Brexit campaigners face the prospect of more scrutiny over their conduct before the EU referendum after the Electoral Commission said it would review the implications of a court ruling on how to interpret political finance laws.
The latest case centres on a £435,000 donation to the Democratic Unionist party, the Northern Irish party that is allied to Theresa May, prime minister, in parliament.
Anti-Brexit campaigners allege the DUP spent the money without conducting adequate checks on its source, the little-known Constitutional Research Council, and they have concerns whether the donor directed how the money was spent, on advertising in the days before the 2016 vote.
The DUP and the CRC have denied any wrongdoing.
The commission, the UK watchdog in charge of enforcing campaign finance rules, had previously said there is insufficient evidence to open an investigation.
But Jolyon Maugham, a barrister, last week won a legal challenge against the commission for its narrow interpretation of campaign finance limits, which he argues has implications for how the donation to the DUP should be seen. The commission said on Tuesday that it was “currently reviewing the detail of the High Court ruling and considering our next steps”.
Mr Maugham has also raised £17,000 via crowdfunding for a possible legal challenge. “We will be asking the Electoral Commission to review both the DUP’s conduct and the CRC’s conduct,” he said. “If public authorities don’t do their jobs, that causes a real erosion in public trust in the establishment.”
The DUP did not respond to a request for comment on the possible challenge.
The dispute highlights how the EU referendum exposed weaknesses in the UK’s rules for campaign finance. The commission itself has called for “urgent action” to make laws “fit for purpose in a digital age”.
The main Brexit groups — Vote Leave, backed by Boris Johnson and Michael Gove, and Leave.EU, backed by Nigel Farage — have incurred significant fines for overspending.
Brexit supporters say the fines are a distraction from voters’ real motivations. However, some anti-Brexit campaigners — including Mr Maugham — argue that such offences undermine the legitimacy of the 2016 vote to leave the EU.
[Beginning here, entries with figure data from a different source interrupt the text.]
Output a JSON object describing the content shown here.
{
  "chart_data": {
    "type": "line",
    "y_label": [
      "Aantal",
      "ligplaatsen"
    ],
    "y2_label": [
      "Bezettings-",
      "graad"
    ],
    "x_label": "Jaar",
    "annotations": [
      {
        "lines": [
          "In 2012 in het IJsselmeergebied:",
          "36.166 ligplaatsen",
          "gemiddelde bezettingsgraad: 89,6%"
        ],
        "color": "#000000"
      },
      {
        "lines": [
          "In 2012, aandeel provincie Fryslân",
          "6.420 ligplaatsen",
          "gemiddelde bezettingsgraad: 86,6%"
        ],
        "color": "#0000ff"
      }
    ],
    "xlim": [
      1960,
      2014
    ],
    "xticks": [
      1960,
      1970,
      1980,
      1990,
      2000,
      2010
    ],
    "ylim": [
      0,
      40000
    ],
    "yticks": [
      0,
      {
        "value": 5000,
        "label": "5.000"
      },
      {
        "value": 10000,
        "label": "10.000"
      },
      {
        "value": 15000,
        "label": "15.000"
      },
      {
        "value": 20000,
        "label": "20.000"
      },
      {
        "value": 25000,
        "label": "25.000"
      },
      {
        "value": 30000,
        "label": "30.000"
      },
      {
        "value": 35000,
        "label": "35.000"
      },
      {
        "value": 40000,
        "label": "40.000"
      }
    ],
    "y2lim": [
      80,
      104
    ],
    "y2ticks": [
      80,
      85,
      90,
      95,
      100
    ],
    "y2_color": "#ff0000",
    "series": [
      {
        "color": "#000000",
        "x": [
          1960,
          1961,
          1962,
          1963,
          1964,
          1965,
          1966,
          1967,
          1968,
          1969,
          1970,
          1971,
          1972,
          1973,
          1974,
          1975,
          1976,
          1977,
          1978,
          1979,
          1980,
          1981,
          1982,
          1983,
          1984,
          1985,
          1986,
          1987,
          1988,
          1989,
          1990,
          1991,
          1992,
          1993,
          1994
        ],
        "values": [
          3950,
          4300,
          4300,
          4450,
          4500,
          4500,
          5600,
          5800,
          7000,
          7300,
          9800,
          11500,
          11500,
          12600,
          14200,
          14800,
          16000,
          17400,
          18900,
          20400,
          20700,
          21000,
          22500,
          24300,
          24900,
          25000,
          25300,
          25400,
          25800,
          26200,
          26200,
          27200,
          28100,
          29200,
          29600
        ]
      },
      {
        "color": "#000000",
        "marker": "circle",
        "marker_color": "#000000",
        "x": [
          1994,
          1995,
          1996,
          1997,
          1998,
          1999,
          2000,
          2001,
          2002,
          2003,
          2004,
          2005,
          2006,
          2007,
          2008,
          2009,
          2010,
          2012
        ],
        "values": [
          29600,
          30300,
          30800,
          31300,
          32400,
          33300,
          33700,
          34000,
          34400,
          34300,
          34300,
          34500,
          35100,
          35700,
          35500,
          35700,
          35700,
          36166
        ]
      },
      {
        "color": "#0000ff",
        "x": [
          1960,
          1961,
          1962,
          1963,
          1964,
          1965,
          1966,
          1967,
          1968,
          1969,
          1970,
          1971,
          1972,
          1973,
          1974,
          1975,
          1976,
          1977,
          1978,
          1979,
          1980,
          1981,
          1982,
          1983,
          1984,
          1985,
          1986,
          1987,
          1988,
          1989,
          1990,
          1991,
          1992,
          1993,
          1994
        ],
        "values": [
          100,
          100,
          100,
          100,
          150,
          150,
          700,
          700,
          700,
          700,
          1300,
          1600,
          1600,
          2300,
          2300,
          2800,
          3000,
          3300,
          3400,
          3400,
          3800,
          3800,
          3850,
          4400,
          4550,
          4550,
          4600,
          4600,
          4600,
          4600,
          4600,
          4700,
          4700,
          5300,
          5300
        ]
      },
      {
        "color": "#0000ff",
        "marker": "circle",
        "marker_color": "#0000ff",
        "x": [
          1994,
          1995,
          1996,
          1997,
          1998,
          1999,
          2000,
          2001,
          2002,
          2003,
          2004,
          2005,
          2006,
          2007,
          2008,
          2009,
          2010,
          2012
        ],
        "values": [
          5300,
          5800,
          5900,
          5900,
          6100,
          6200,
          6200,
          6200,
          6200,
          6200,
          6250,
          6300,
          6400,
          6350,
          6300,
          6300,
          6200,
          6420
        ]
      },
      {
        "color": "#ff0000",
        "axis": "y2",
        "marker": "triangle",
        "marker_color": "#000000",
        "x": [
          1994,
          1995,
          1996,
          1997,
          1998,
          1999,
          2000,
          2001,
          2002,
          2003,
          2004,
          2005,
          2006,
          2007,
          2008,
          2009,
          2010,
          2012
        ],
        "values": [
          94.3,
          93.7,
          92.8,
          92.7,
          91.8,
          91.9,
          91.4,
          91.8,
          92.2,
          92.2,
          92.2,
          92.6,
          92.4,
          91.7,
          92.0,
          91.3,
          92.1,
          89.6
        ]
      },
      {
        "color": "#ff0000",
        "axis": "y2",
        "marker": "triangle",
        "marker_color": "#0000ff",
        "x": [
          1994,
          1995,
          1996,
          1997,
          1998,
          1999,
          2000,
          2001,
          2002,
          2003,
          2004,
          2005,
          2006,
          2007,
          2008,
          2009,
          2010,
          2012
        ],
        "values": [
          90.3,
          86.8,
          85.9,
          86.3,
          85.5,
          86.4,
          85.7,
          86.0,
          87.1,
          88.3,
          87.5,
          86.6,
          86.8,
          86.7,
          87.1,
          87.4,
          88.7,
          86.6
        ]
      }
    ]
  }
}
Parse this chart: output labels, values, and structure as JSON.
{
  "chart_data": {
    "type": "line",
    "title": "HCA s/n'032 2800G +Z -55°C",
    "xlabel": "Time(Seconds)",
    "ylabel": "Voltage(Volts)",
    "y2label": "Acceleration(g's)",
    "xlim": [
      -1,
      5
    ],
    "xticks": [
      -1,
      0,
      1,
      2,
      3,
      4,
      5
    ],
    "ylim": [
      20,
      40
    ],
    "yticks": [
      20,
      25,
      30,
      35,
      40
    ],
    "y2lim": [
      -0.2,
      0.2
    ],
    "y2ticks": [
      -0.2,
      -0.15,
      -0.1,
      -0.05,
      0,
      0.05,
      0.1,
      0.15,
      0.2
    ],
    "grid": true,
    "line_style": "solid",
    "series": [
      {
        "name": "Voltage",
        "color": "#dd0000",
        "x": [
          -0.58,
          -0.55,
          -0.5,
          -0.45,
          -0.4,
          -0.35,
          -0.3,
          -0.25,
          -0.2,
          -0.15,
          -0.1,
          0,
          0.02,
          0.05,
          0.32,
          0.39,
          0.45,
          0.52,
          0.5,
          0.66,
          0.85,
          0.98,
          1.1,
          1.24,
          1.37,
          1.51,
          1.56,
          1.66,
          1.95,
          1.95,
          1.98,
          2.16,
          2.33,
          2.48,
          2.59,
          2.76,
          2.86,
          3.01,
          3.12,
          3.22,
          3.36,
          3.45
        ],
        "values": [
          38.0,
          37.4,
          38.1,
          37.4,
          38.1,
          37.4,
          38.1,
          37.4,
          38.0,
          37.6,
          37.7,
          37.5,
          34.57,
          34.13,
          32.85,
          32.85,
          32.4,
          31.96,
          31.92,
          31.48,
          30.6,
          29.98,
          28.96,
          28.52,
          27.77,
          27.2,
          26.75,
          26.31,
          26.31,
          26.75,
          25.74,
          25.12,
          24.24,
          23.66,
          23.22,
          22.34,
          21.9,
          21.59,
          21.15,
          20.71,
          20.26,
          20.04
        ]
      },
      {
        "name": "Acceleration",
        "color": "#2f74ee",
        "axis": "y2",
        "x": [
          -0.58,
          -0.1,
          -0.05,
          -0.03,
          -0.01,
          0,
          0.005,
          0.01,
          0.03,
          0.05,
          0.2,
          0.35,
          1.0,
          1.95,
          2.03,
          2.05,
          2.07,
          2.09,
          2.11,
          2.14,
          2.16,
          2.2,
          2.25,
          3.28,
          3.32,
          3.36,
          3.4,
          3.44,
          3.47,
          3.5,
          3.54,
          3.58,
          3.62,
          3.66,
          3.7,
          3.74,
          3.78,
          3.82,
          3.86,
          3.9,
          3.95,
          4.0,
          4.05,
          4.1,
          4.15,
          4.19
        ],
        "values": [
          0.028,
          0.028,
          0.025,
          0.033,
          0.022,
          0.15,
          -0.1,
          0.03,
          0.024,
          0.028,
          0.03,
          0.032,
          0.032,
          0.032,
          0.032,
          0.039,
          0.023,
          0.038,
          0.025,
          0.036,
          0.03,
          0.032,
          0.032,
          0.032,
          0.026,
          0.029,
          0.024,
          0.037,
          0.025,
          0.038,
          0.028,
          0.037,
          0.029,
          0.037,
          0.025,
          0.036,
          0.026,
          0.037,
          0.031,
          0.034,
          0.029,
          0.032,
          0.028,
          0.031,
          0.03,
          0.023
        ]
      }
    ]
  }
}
By law political parties in Northern Ireland did not until recently have to reveal the source of donations, unlike in the rest of the UK.
In June the BBC detailed how the DUP spent £425,600 of the CRC’s donation during the referendum campaign, nearly all of it on advertising in the fortnight before the vote. More than half — £282,000 — went on a wraparound advert in London’s Metro, the UK’s most read print newspaper, reading “Take Back Control”. That advertisement was booked directly by the CRC’s only known member, on the DUP’s behalf, the BBC reported. The FT was unable to reach the CRC for comment.
The DUP spent a further £100,000 on online ads arranged by AggregateIQ, a Canadian company that also worked for Vote Leave. AggregateIQ said the ads had been arranged by a DUP politician who was at the time on secondment to Vote Leave.
Last week’s court ruling made clear that, if one campaign group gives money to another campaign group for a specific purpose, it must declare it as part of its own spending. The DUP told the BBC that it had directed the spending, independently of Vote Leave and the CRC.